By: Tiffanie Benfer, Esq.
Last week, Merrill Lynch agreed to pay $1.55 million to settle a case of discrimination brought by an Iranian Muslim employee who alleged that he was passed over for promotion and then fired because of his religion and national origin. The complaint alleged that the employee was told that he would not be allowed on the trading floor “because you are from a country which has a high risk factor and a threat.” Not surprisingly, Merrill Lynch denied the accusations.
What accounts for this relatively large settlement? From the publicly available information, it appears that managers at Merrill Lynch were blatant in expressing their bigotry. Bigotry that is expressed in more subtle ways is equally illegal, but may be more difficult to prove. Another important factor is that the Plaintiff in this case was a highly compensated professional. When a highly paid employee is fired, the potential for damages grows.


For accounts of this settlement, see:
http://www.eeoc.gov/press/12-31-08a.html
http://www.forbes.com/reuters/feeds/reuters/2008/12/31/2008-12-31T211636Z_01_N31349562_RTRIDST_0_MERRILL-EEOC-SETTLEMENT-UPDATE-2.html
Generally, the public does not hear about the size of settlements in employment cases. Unless the case goes to trial (which is rare, given the expense of legal fees), virtually all settlements are entered with a confidentiality agreement. Occasionally, the EEOC decides to join a plaintiff in a case which the EEOC feels has particular merit.

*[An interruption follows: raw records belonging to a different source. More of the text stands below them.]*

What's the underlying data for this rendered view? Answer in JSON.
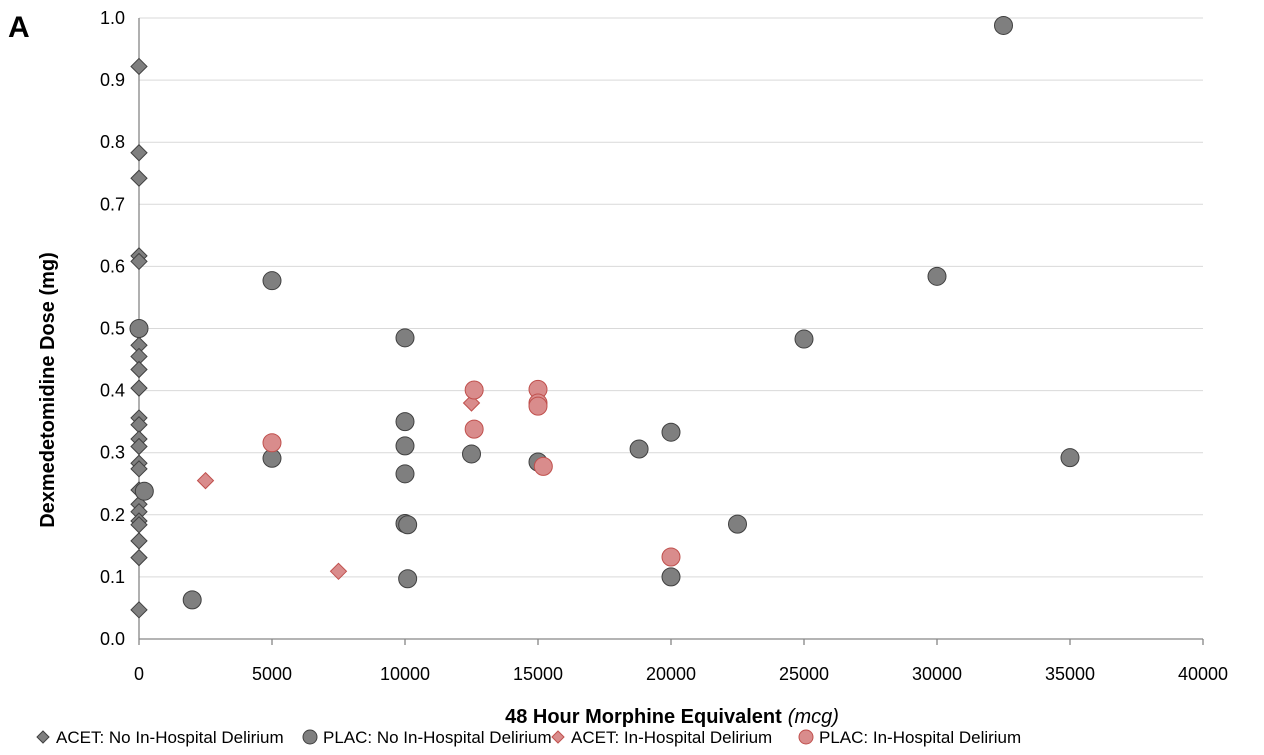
{
  "panel_label": "A",
  "chart_data": {
    "type": "scatter",
    "xlabel": "48 Hour Morphine Equivalent",
    "xlabel_unit": "(mcg)",
    "ylabel": "Dexmedetomidine Dose (mg)",
    "xlim": [
      0,
      40000
    ],
    "ylim": [
      0,
      1.0
    ],
    "xticks": [
      0,
      5000,
      10000,
      15000,
      20000,
      25000,
      30000,
      35000,
      40000
    ],
    "yticks": [
      0.0,
      0.1,
      0.2,
      0.3,
      0.4,
      0.5,
      0.6,
      0.7,
      0.8,
      0.9,
      1.0
    ],
    "ytick_labels": [
      "0.0",
      "0.1",
      "0.2",
      "0.3",
      "0.4",
      "0.5",
      "0.6",
      "0.7",
      "0.8",
      "0.9",
      "1.0"
    ],
    "grid": "horizontal",
    "legend_position": "bottom",
    "series": [
      {
        "name": "ACET: No In-Hospital Delirium",
        "marker": "diamond",
        "color": "#7f7f7f",
        "points": [
          [
            0,
            0.922
          ],
          [
            0,
            0.783
          ],
          [
            0,
            0.742
          ],
          [
            0,
            0.617
          ],
          [
            0,
            0.608
          ],
          [
            0,
            0.496
          ],
          [
            0,
            0.473
          ],
          [
            0,
            0.455
          ],
          [
            0,
            0.434
          ],
          [
            0,
            0.404
          ],
          [
            0,
            0.356
          ],
          [
            0,
            0.345
          ],
          [
            0,
            0.322
          ],
          [
            0,
            0.31
          ],
          [
            0,
            0.283
          ],
          [
            0,
            0.274
          ],
          [
            0,
            0.24
          ],
          [
            0,
            0.217
          ],
          [
            0,
            0.205
          ],
          [
            0,
            0.19
          ],
          [
            0,
            0.184
          ],
          [
            0,
            0.158
          ],
          [
            0,
            0.131
          ],
          [
            0,
            0.047
          ]
        ]
      },
      {
        "name": "PLAC: No In-Hospital Delirium",
        "marker": "circle",
        "color": "#7f7f7f",
        "points": [
          [
            32500,
            0.988
          ],
          [
            30000,
            0.584
          ],
          [
            5000,
            0.577
          ],
          [
            10000,
            0.485
          ],
          [
            25000,
            0.483
          ],
          [
            0,
            0.5
          ],
          [
            10000,
            0.35
          ],
          [
            20000,
            0.333
          ],
          [
            10000,
            0.311
          ],
          [
            18800,
            0.306
          ],
          [
            12500,
            0.298
          ],
          [
            35000,
            0.292
          ],
          [
            5000,
            0.291
          ],
          [
            15000,
            0.285
          ],
          [
            10000,
            0.266
          ],
          [
            200,
            0.238
          ],
          [
            10000,
            0.186
          ],
          [
            10100,
            0.184
          ],
          [
            22500,
            0.185
          ],
          [
            20000,
            0.1
          ],
          [
            10100,
            0.097
          ],
          [
            2000,
            0.063
          ]
        ]
      },
      {
        "name": "ACET: In-Hospital Delirium",
        "marker": "diamond",
        "color": "#d98c8c",
        "points": [
          [
            12500,
            0.38
          ],
          [
            2500,
            0.255
          ],
          [
            7500,
            0.109
          ]
        ]
      },
      {
        "name": "PLAC: In-Hospital Delirium",
        "marker": "circle",
        "color": "#d98c8c",
        "points": [
          [
            12600,
            0.401
          ],
          [
            15000,
            0.402
          ],
          [
            15000,
            0.38
          ],
          [
            15000,
            0.375
          ],
          [
            12600,
            0.338
          ],
          [
            5000,
            0.316
          ],
          [
            15200,
            0.278
          ],
          [
            20000,
            0.132
          ]
        ]
      }
    ]
  }
}
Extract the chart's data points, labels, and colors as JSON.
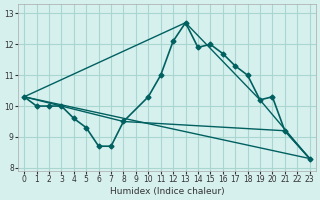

Because the EEOC does not allow a confidential settlement, the public is more likely to learn of those cases.
Joanne Rathgeber of Hill Wallack’s employment group worked with the EEOC to obtain a $ 1.65 million settlement in a race discrimination suit last year.
For information on that settlement, see the link:
http://www.eeoc.gov/press/5-5-08.html
That case involved an employer (Conectiv) and subcontractors who failed to protect African American employees from racial harassment, including hanging nooses and truly disgusting graffiti in the restrooms. It is disturbing to be in this field and see how often blatant bias is tolerated in the workplace. Hill Wallack’s employment group has handled and successfully settled several of these cases … which can’t be discussed here because of confidentiality agreements!